Following its fall today to a record 148.40 yen, dealers
said they expect the dollar to establish a new trading range of
147 to 150 yen before the market again tries to push it down.
Behind the latest dollar fall lies the belief that last month's
accord was no longer enough to stop operators pushing the
dollar down, the dealers said.
"The recent remark by U.S. Treasury Secretary James Baker
that the Paris accord did not set any target ranges for major
currencies has cast a shadow on the agreement," said Koji
Kidokoro, general manager of Mitsui Bank Ltd's treasury
division.
He said the market interpreted this as indicating the U.S.
Would favour a weaker dollar and it had little intention of
intervening to support the currency.
"This eliminated the widespread market caution against
possible joint central bank intervention," Kidokoro said.
Dealers said the dollar had gathered renewed downward
momentum and that Bank of Japan intervention alone could hardly
contain a further slide in the currency.
They said the central bank bought between one to 1.5
billion dlrs today, including direct purchases through brokers,
and yesterday it might have bought a small amount of dollars
through the U.S. Central bank in New York.
Most dealers said they doubted the U.S. Federal Reserve
would intervene on its own account to support the dollar, but
some said this might occur if the dollar fell much below 148
yen.
"If the dollar drops to that low level, it could reduce the
flow of foreign capital into U.S. Securities, which the
Americans don't want," said Haruya Uehara, chief money market
manager of Mitsubishi Trust and Banking Corp.
He said the dollar may return to around 152 yen next month
when corporations reduce their dollar sales after they close
their books for the 1986/87 business year ending on March 31.

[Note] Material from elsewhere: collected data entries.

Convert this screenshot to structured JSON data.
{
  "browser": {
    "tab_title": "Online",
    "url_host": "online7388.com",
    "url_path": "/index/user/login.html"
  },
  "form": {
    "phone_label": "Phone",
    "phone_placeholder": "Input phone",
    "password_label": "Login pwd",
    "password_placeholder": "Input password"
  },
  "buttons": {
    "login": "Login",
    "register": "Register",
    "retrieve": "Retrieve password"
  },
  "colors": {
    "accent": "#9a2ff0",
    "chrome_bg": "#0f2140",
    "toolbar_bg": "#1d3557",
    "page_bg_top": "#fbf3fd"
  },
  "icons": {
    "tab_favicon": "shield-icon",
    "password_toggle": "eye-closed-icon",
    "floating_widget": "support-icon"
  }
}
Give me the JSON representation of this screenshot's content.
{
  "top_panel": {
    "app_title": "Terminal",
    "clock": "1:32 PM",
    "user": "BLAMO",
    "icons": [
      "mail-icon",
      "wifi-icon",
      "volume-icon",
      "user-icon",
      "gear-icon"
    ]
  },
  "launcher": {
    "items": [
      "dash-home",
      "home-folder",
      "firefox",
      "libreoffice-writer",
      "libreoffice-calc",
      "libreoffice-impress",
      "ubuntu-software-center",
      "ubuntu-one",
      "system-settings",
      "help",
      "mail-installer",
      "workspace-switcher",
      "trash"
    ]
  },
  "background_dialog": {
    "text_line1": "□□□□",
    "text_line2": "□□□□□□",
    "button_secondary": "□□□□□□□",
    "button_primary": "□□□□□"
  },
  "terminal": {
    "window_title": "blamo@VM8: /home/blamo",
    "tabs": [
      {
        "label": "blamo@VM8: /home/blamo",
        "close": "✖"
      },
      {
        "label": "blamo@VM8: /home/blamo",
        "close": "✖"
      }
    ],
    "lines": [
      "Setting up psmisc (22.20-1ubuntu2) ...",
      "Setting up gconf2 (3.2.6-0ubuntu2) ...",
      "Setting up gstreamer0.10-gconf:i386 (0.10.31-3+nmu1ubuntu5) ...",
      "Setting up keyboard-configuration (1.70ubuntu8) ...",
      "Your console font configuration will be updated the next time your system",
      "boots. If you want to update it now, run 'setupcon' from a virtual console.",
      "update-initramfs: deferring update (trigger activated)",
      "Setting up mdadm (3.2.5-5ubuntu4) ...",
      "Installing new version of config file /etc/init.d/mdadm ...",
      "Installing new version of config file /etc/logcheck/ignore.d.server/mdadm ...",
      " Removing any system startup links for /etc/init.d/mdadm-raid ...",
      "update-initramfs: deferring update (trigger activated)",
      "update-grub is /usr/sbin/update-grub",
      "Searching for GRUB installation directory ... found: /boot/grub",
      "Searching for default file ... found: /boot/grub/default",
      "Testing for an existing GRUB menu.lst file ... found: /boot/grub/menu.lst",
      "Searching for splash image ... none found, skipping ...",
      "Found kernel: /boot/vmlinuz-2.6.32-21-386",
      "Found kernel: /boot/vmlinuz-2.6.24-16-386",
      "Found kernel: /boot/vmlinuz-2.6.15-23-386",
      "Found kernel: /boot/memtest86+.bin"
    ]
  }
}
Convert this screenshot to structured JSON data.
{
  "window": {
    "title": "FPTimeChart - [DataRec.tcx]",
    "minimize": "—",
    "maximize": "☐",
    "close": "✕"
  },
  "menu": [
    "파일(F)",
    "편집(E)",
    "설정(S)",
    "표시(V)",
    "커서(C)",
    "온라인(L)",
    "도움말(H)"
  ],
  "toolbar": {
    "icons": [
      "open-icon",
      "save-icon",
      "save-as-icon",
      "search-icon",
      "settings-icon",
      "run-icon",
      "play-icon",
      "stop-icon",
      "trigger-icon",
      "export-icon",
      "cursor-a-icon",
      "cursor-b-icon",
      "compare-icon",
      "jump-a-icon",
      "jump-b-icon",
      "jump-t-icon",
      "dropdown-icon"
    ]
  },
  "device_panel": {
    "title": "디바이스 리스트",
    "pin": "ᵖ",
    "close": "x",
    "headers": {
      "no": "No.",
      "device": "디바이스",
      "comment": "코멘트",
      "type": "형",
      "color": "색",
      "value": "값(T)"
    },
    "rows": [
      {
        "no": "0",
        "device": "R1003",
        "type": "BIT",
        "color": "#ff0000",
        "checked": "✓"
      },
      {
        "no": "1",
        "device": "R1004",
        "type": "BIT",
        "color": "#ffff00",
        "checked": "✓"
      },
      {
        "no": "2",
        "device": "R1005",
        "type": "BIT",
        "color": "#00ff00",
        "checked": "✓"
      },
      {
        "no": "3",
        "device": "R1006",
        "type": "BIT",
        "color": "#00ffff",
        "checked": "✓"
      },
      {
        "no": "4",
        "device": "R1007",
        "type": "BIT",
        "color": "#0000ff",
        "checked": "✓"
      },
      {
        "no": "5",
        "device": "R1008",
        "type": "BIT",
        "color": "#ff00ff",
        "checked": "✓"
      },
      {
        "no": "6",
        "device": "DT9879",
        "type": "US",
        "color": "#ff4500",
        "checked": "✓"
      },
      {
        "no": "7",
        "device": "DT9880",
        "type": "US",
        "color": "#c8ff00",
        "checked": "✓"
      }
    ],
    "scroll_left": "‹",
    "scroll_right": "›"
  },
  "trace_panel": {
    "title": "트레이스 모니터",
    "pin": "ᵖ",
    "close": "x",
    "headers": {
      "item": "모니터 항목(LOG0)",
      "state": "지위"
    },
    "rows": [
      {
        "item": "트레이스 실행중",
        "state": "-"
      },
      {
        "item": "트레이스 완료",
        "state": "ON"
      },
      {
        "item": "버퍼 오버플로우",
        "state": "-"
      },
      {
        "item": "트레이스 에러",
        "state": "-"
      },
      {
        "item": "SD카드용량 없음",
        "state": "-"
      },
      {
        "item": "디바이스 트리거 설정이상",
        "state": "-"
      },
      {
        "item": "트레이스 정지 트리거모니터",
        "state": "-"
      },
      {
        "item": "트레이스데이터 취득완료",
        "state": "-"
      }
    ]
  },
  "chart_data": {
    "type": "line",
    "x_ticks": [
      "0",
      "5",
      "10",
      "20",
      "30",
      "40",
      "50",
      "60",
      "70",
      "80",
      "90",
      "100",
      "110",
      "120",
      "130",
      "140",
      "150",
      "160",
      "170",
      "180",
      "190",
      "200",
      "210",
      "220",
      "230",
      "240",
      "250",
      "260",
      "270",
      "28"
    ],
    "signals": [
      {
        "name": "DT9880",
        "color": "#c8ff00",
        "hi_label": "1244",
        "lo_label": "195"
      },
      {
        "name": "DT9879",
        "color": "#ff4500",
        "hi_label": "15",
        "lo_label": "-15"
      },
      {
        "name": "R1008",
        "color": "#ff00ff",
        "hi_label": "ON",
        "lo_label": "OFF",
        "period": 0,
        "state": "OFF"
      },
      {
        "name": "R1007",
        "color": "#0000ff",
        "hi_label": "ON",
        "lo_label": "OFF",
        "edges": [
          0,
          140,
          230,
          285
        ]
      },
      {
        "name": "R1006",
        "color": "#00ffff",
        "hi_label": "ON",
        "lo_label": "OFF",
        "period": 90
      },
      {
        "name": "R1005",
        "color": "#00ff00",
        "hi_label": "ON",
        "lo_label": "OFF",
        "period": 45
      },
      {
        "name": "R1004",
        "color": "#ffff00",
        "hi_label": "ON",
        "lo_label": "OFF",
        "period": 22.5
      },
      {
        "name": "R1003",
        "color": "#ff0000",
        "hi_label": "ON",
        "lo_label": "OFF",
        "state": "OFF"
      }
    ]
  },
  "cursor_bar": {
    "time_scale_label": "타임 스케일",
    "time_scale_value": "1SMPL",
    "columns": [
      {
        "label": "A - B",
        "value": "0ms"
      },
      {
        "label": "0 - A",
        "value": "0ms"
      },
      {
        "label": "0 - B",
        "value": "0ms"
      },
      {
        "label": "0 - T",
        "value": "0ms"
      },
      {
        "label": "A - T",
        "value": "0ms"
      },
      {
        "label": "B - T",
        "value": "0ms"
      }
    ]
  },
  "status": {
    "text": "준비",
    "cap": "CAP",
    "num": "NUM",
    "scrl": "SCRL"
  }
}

But dealers said the longer-term outlook for the dollar
remained bearish. This was due to the lacklustre performance of
the U.S. Economy, the continuing U.S. Trade deficit and
Japanese delays in announcing an economic stimulation package.
"The Americans are getting frustrated at Japan's inertia in
stimulating its economy," said Hirozumi Tanaka, assistant
general manager of Dai-Ichi Kangyo Bank Ltd's international
treasury division.
In the Paris currency accord Japan promised a package of
economic measures, after the fiscal 1987 budget was passed, to
boost domestic demand, increase imports, and thus reduce its
trade surplus. The package was expected in April, but debate on
the budget has been delayed by an opposition boycott of
parliamentary business over the proposed introduction of a
sales tax.
In the circumstances the government had only a slim chance
of producing a meaningful economic package in the near future,
Dai-Ichi Kangyo's Tanaka said.
Dealers said if steps are not taken to stimulate the
Japanese economy protectionist sentiment in the U.S. Congress
would grow and put more downward pressure on the dollar.